As for the decline of protests, it is almost certainly due less to indifference (let alone growing pro-war sentiment) than to fear. Under laws enacted in early March, “discrediting the Russian armed forces” or spreading “false information” about Russia’s military action in Ukraine is punishable by up to 15 years in prison; dozens of prosecutions under these statutes are currently underway. On July 8, a Moscow court handed down the first draconian sentence in such a case. The victim was Aleksei Gorinov, a member of the municipal council of Moscow’s Krasnoselsky district who had spoken out against the war at a March 15 council session. Gorinov and fellow council member Elena Kotenochkina not only had the temerity to refer to the “special operation” in Ukraine as a war but accused the Russian government of trying to occupy Ukraine and of killing Ukrainian children—and compared it to fascist regimes. Gorinov, who remained unbowed and managed to bring a handwritten placard with the words “Do you still need this war?” into the courtroom, was sentenced to seven years in a penal colony. (Kotenochkina, charged in absentia, had left the country.)…

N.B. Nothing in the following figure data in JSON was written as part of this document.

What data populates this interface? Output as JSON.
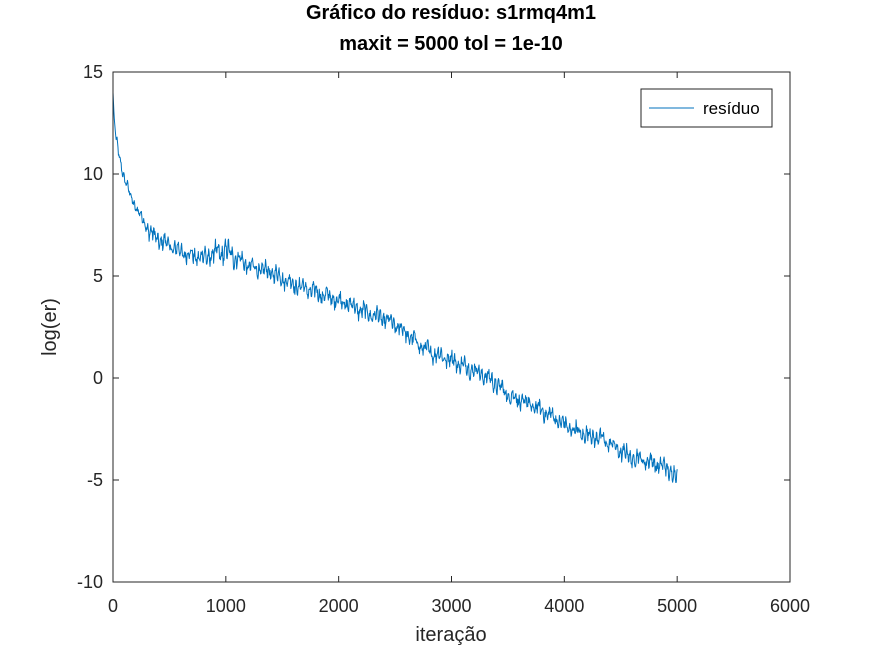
{
  "chart_data": {
    "type": "line",
    "title": "Gráfico do resíduo:  s1rmq4m1",
    "subtitle": "maxit = 5000 tol = 1e-10",
    "xlabel": "iteração",
    "ylabel": "log(er)",
    "xlim": [
      0,
      6000
    ],
    "ylim": [
      -10,
      15
    ],
    "xticks": [
      0,
      1000,
      2000,
      3000,
      4000,
      5000,
      6000
    ],
    "yticks": [
      -10,
      -5,
      0,
      5,
      10,
      15
    ],
    "grid": false,
    "legend_position": "top-right",
    "series": [
      {
        "name": "resíduo",
        "color": "#0072bd",
        "trend": [
          [
            0,
            14.0
          ],
          [
            10,
            12.8
          ],
          [
            25,
            11.8
          ],
          [
            50,
            11.0
          ],
          [
            75,
            10.4
          ],
          [
            100,
            9.8
          ],
          [
            150,
            9.0
          ],
          [
            200,
            8.4
          ],
          [
            250,
            7.9
          ],
          [
            300,
            7.4
          ],
          [
            350,
            7.0
          ],
          [
            400,
            6.8
          ],
          [
            500,
            6.5
          ],
          [
            600,
            6.2
          ],
          [
            700,
            6.0
          ],
          [
            800,
            5.9
          ],
          [
            900,
            6.1
          ],
          [
            1000,
            6.2
          ],
          [
            1100,
            5.9
          ],
          [
            1200,
            5.5
          ],
          [
            1300,
            5.3
          ],
          [
            1400,
            5.2
          ],
          [
            1500,
            4.9
          ],
          [
            1600,
            4.6
          ],
          [
            1700,
            4.4
          ],
          [
            1800,
            4.2
          ],
          [
            1900,
            4.0
          ],
          [
            2000,
            3.8
          ],
          [
            2100,
            3.6
          ],
          [
            2200,
            3.3
          ],
          [
            2300,
            3.1
          ],
          [
            2400,
            2.9
          ],
          [
            2500,
            2.6
          ],
          [
            2600,
            2.2
          ],
          [
            2700,
            1.7
          ],
          [
            2800,
            1.3
          ],
          [
            2900,
            1.1
          ],
          [
            3000,
            0.9
          ],
          [
            3100,
            0.6
          ],
          [
            3200,
            0.4
          ],
          [
            3300,
            0.1
          ],
          [
            3400,
            -0.3
          ],
          [
            3500,
            -0.8
          ],
          [
            3600,
            -1.1
          ],
          [
            3700,
            -1.3
          ],
          [
            3800,
            -1.6
          ],
          [
            3900,
            -1.9
          ],
          [
            4000,
            -2.3
          ],
          [
            4100,
            -2.6
          ],
          [
            4200,
            -2.8
          ],
          [
            4300,
            -2.9
          ],
          [
            4400,
            -3.2
          ],
          [
            4500,
            -3.6
          ],
          [
            4600,
            -3.9
          ],
          [
            4700,
            -4.0
          ],
          [
            4800,
            -4.2
          ],
          [
            4900,
            -4.4
          ],
          [
            4950,
            -4.6
          ],
          [
            5000,
            -4.9
          ]
        ],
        "oscillation_amplitude": 0.45
      }
    ]
  }
}
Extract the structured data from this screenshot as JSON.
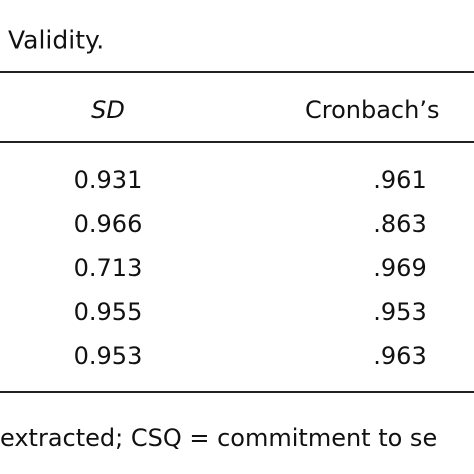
{
  "caption": "Validity.",
  "table": {
    "header": [
      "SD",
      "Cronbach’s"
    ],
    "rows": [
      [
        "0.931",
        ".961"
      ],
      [
        "0.966",
        ".863"
      ],
      [
        "0.713",
        ".969"
      ],
      [
        "0.955",
        ".953"
      ],
      [
        "0.953",
        ".963"
      ]
    ]
  },
  "footnote": "extracted; CSQ = commitment to se"
}
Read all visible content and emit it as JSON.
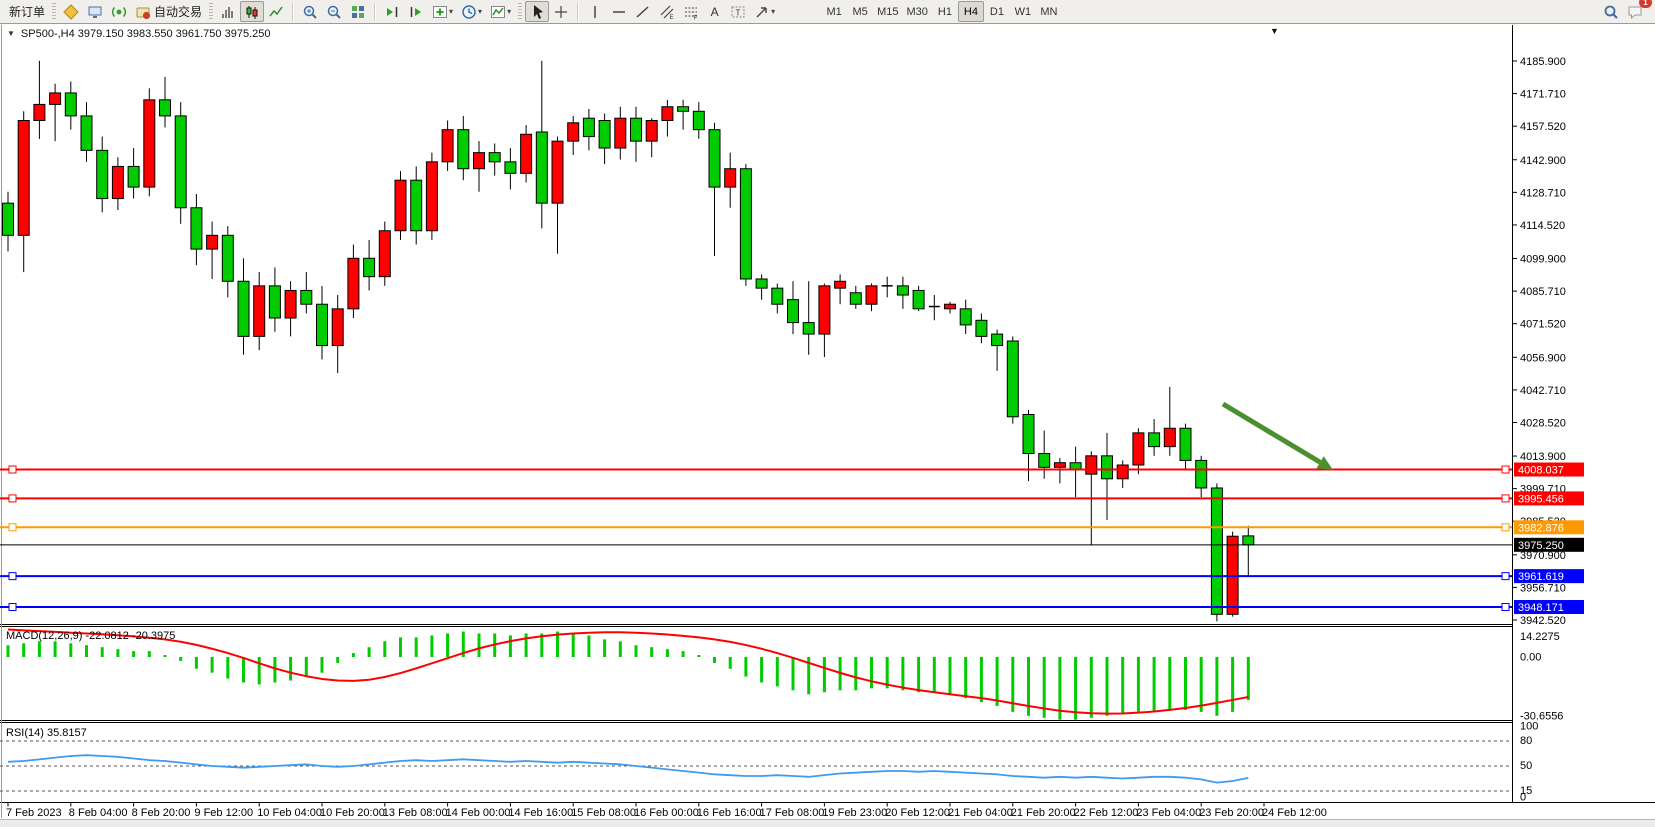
{
  "toolbar": {
    "new_order_label": "新订单",
    "autotrading_label": "自动交易",
    "text_tool_label": "A",
    "timeframes": [
      "M1",
      "M5",
      "M15",
      "M30",
      "H1",
      "H4",
      "D1",
      "W1",
      "MN"
    ],
    "active_timeframe": "H4",
    "notification_count": "1"
  },
  "chart": {
    "title": "SP500-,H4  3979.150 3983.550 3961.750 3975.250",
    "collapse_marker": "▼"
  },
  "chart_data": {
    "type": "candlestick",
    "symbol": "SP500-",
    "timeframe": "H4",
    "ohlc_display": {
      "open": "3979.150",
      "high": "3983.550",
      "low": "3961.750",
      "close": "3975.250"
    },
    "price_axis_ticks": [
      "4185.900",
      "4171.710",
      "4157.520",
      "4142.900",
      "4128.710",
      "4114.520",
      "4099.900",
      "4085.710",
      "4071.520",
      "4056.900",
      "4042.710",
      "4028.520",
      "4013.900",
      "3999.710",
      "3985.520",
      "3970.900",
      "3956.710",
      "3942.520"
    ],
    "time_axis": [
      "7 Feb 2023",
      "8 Feb 04:00",
      "8 Feb 20:00",
      "9 Feb 12:00",
      "10 Feb 04:00",
      "10 Feb 20:00",
      "13 Feb 08:00",
      "14 Feb 00:00",
      "14 Feb 16:00",
      "15 Feb 08:00",
      "16 Feb 00:00",
      "16 Feb 16:00",
      "17 Feb 08:00",
      "19 Feb 23:00",
      "20 Feb 12:00",
      "21 Feb 04:00",
      "21 Feb 20:00",
      "22 Feb 12:00",
      "23 Feb 04:00",
      "23 Feb 20:00",
      "24 Feb 12:00"
    ],
    "candles": [
      [
        4124,
        4129,
        4103,
        4110
      ],
      [
        4110,
        4164,
        4094,
        4160
      ],
      [
        4160,
        4186,
        4152,
        4167
      ],
      [
        4167,
        4176,
        4151,
        4172
      ],
      [
        4172,
        4177,
        4156,
        4162
      ],
      [
        4162,
        4168,
        4142,
        4147
      ],
      [
        4147,
        4153,
        4120,
        4126
      ],
      [
        4126,
        4144,
        4121,
        4140
      ],
      [
        4140,
        4148,
        4126,
        4131
      ],
      [
        4131,
        4174,
        4127,
        4169
      ],
      [
        4169,
        4179,
        4157,
        4162
      ],
      [
        4162,
        4168,
        4115,
        4122
      ],
      [
        4122,
        4128,
        4097,
        4104
      ],
      [
        4104,
        4116,
        4091,
        4110
      ],
      [
        4110,
        4114,
        4083,
        4090
      ],
      [
        4090,
        4100,
        4058,
        4066
      ],
      [
        4066,
        4094,
        4060,
        4088
      ],
      [
        4088,
        4096,
        4068,
        4074
      ],
      [
        4074,
        4090,
        4066,
        4086
      ],
      [
        4086,
        4094,
        4076,
        4080
      ],
      [
        4080,
        4088,
        4056,
        4062
      ],
      [
        4062,
        4084,
        4050,
        4078
      ],
      [
        4078,
        4106,
        4074,
        4100
      ],
      [
        4100,
        4108,
        4086,
        4092
      ],
      [
        4092,
        4116,
        4088,
        4112
      ],
      [
        4112,
        4138,
        4108,
        4134
      ],
      [
        4134,
        4140,
        4106,
        4112
      ],
      [
        4112,
        4146,
        4108,
        4142
      ],
      [
        4142,
        4160,
        4138,
        4156
      ],
      [
        4156,
        4162,
        4134,
        4139
      ],
      [
        4139,
        4151,
        4129,
        4146
      ],
      [
        4146,
        4150,
        4136,
        4142
      ],
      [
        4142,
        4148,
        4130,
        4137
      ],
      [
        4137,
        4158,
        4133,
        4154
      ],
      [
        4155,
        4186,
        4113,
        4124
      ],
      [
        4124,
        4153,
        4102,
        4151
      ],
      [
        4151,
        4162,
        4145,
        4159
      ],
      [
        4161,
        4165,
        4147,
        4153
      ],
      [
        4160,
        4163,
        4141,
        4148
      ],
      [
        4148,
        4166,
        4143,
        4161
      ],
      [
        4161,
        4166,
        4142,
        4151
      ],
      [
        4151,
        4161,
        4144,
        4160
      ],
      [
        4160,
        4169,
        4153,
        4166
      ],
      [
        4166,
        4169,
        4156,
        4164
      ],
      [
        4164,
        4168,
        4152,
        4156
      ],
      [
        4156,
        4159,
        4101,
        4131
      ],
      [
        4131,
        4146,
        4122,
        4139
      ],
      [
        4139,
        4141,
        4088,
        4091
      ],
      [
        4091,
        4093,
        4082,
        4087
      ],
      [
        4087,
        4089,
        4076,
        4080
      ],
      [
        4082,
        4090,
        4067,
        4072
      ],
      [
        4072,
        4090,
        4058,
        4067
      ],
      [
        4067,
        4089,
        4057,
        4088
      ],
      [
        4087,
        4093,
        4080,
        4090
      ],
      [
        4085,
        4088,
        4078,
        4080
      ],
      [
        4080,
        4089,
        4077,
        4088
      ],
      [
        4088,
        4092,
        4083,
        4088
      ],
      [
        4088,
        4092,
        4078,
        4084
      ],
      [
        4086,
        4088,
        4077,
        4078
      ],
      [
        4079,
        4084,
        4073,
        4079
      ],
      [
        4078,
        4081,
        4076,
        4080
      ],
      [
        4078,
        4082,
        4067,
        4071
      ],
      [
        4073,
        4076,
        4063,
        4066
      ],
      [
        4067,
        4069,
        4051,
        4062
      ],
      [
        4064,
        4066,
        4028,
        4031
      ],
      [
        4032,
        4034,
        4003,
        4015
      ],
      [
        4015,
        4025,
        4004,
        4009
      ],
      [
        4009,
        4013,
        4002,
        4011
      ],
      [
        4011,
        4018,
        3996,
        4008
      ],
      [
        4006,
        4016,
        3975,
        4014
      ],
      [
        4014,
        4024,
        3986,
        4004
      ],
      [
        4004,
        4012,
        4000,
        4010
      ],
      [
        4010,
        4026,
        4006,
        4024
      ],
      [
        4024,
        4030,
        4014,
        4018
      ],
      [
        4018,
        4044,
        4014,
        4026
      ],
      [
        4026,
        4028,
        4008,
        4012
      ],
      [
        4012,
        4014,
        3996,
        4000
      ],
      [
        4000,
        4002,
        3942,
        3945
      ],
      [
        3945,
        3981,
        3944,
        3979
      ],
      [
        3979.15,
        3983.55,
        3961.75,
        3975.25
      ]
    ],
    "hlines": [
      {
        "price": 4008.037,
        "label": "4008.037",
        "color": "#FF0000",
        "width": 2,
        "handles": true
      },
      {
        "price": 3995.456,
        "label": "3995.456",
        "color": "#FF0000",
        "width": 2,
        "handles": true
      },
      {
        "price": 3982.876,
        "label": "3982.876",
        "color": "#FF9900",
        "width": 2,
        "handles": true
      },
      {
        "price": 3975.25,
        "label": "3975.250",
        "color": "#000000",
        "width": 1,
        "handles": false
      },
      {
        "price": 3961.619,
        "label": "3961.619",
        "color": "#0000FF",
        "width": 2,
        "handles": true
      },
      {
        "price": 3948.171,
        "label": "3948.171",
        "color": "#0000FF",
        "width": 2,
        "handles": true
      }
    ],
    "macd": {
      "label": "MACD(12,26,9)",
      "values": "-22.0812 -20.3975",
      "axis": [
        "14.2275",
        "0.00",
        "-30.6556"
      ],
      "hist": [
        6,
        7,
        8,
        8,
        7,
        6,
        5,
        4,
        3,
        3,
        1,
        -2,
        -6,
        -8,
        -11,
        -13,
        -14,
        -13,
        -12,
        -10,
        -8,
        -3,
        2,
        5,
        8,
        10,
        10,
        11,
        12,
        13,
        12,
        12,
        11,
        12,
        12,
        13,
        12,
        11,
        9,
        8,
        6,
        5,
        4,
        3,
        1,
        -3,
        -6,
        -10,
        -13,
        -15,
        -17,
        -19,
        -18,
        -17,
        -17,
        -16,
        -16,
        -17,
        -18,
        -18,
        -19,
        -21,
        -23,
        -25,
        -28,
        -30,
        -31,
        -32,
        -32,
        -31,
        -30,
        -29,
        -28,
        -28,
        -27,
        -27,
        -28,
        -30,
        -28,
        -22
      ],
      "signal": [
        14,
        13.6,
        13.2,
        12.8,
        12.4,
        12,
        11.6,
        11.1,
        10.5,
        9.8,
        9,
        7.8,
        6.2,
        4.2,
        2,
        -0.5,
        -3.2,
        -5.8,
        -8,
        -9.8,
        -11.2,
        -12,
        -12.2,
        -11.6,
        -10.2,
        -8.2,
        -5.8,
        -3.2,
        -0.6,
        2,
        4.4,
        6.4,
        8.1,
        9.5,
        10.6,
        11.4,
        12,
        12.4,
        12.6,
        12.6,
        12.4,
        12,
        11.5,
        10.8,
        10,
        9,
        7.7,
        6.1,
        4.2,
        2,
        -0.4,
        -3,
        -5.6,
        -8.1,
        -10.4,
        -12.4,
        -14.1,
        -15.6,
        -16.9,
        -18,
        -19,
        -20,
        -21,
        -22.2,
        -23.6,
        -25,
        -26.3,
        -27.4,
        -28.2,
        -28.7,
        -28.9,
        -28.8,
        -28.4,
        -27.8,
        -27,
        -26,
        -24.8,
        -23.4,
        -21.9,
        -20.4
      ]
    },
    "rsi": {
      "label": "RSI(14)",
      "value": "35.8157",
      "axis": [
        "100",
        "80",
        "50",
        "15",
        "0"
      ],
      "series": [
        55,
        56,
        58,
        60,
        62,
        63,
        62,
        61,
        59,
        57,
        56,
        54,
        52,
        50,
        49,
        48,
        49,
        50,
        51,
        52,
        50,
        49,
        50,
        52,
        54,
        56,
        57,
        56,
        57,
        58,
        57,
        56,
        55,
        56,
        55,
        54,
        55,
        54,
        53,
        52,
        50,
        48,
        46,
        44,
        42,
        40,
        39,
        38,
        38,
        39,
        38,
        37,
        39,
        41,
        42,
        43,
        44,
        44,
        43,
        44,
        43,
        42,
        41,
        40,
        38,
        37,
        36,
        37,
        36,
        37,
        36,
        35,
        36,
        37,
        37,
        36,
        34,
        30,
        32,
        35.8
      ]
    },
    "annotation_arrow": {
      "from": [
        1223,
        404
      ],
      "to": [
        1333,
        470
      ],
      "color": "#4C8F2F"
    },
    "colors": {
      "up": "#FF0000",
      "down": "#00CC00",
      "wick": "#000000",
      "macd_hist": "#00CC00",
      "macd_signal": "#FF0000",
      "rsi_line": "#3E9BF0"
    }
  }
}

Still others have experienced police harassment on mere suspicion of anti-war activity. The independent human rights media project OVD-Info has reported on the case of Maria, a Novosibirsk woman suspected—falsely, she says—of making “Peace to the world” posts on the internet and attending protest rallies. Maria says she was bombarded with phone calls from the local police precinct and was finally taken in for questioning; her husband and her mother were also harangued about her supposed offenses.